Quién es José Antonio Kast
Nacido hace 59 años en una comuna acomodada de Santiago en una familia alemana llegada a Chile después de la Segunda Guerra Mundial, José Antonio Kast supo, en su tercera tentativa de acceder a la presidencia chilena, reunir a los electorados del conjunto de la derecha, desde los libertarianos que se inclinaron en primera vuelta por Johannes Kaiser hasta los algo más moderados que tuvieron como candidata a Evelyn Matthei. En su postulación anterior, en 2021, había sido derrotado por el todavía presidente Gabriel Boric por 12 puntos. Cuatro años antes, en 2017, apenas había superado el 8 por ciento.
A lo largo de su carrera política, Kast ha respondido más a la prédica de su padre Michael, de pasado nazi, que a la de su abuelo, vinculado a la socialdemocracia.
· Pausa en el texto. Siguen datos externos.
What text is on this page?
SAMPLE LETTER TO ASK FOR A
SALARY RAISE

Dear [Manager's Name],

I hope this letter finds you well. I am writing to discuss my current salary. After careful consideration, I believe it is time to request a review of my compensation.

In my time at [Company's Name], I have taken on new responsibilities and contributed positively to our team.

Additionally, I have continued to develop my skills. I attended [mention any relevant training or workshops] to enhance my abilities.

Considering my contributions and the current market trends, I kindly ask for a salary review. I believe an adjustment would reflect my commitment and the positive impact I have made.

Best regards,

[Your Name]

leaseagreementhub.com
Ferviente católico, cercano al Opus Dei, nunca negó sus simpatías por la dictadura de Augusto Pinochet y admitió en años recientes que, si el general estuviera vivo, lo hubiera respaldado. Su hermano mayor integró el gobierno de Pinochet. Sus comienzos en la vida política lo vinculan a Jaime Guzmán, redactor de la Constitución pinochetista de 1980, muerto en 1991 por un comando del Frente Patriótico Manuel Rodríguez. Dejó la Unión Democrática Independiente, el partido fundado por Guzmán, por el que fue electo edil y diputado, por considerar que se había moderado en exceso, y creó el Partido Republicano. Sus referentes en política internacional son Javier Milei, Donald Trump y Nayib Bukele. Consultado recientemente acerca de su opinión sobre una eventual invasión estadounidense a Venezuela, respondió que la respaldaría. Poco antes de la primera vuelta de las pasadas elecciones, prometió encabezar un «gobierno de emergencia» que, entre sus primeras medidas, recortará el gesto público en 6.000 millones de dólares, procederá a expulsiones masivas de migrantes y asumirá una política de mano dura en materia de seguridad, «al estilo Bukele».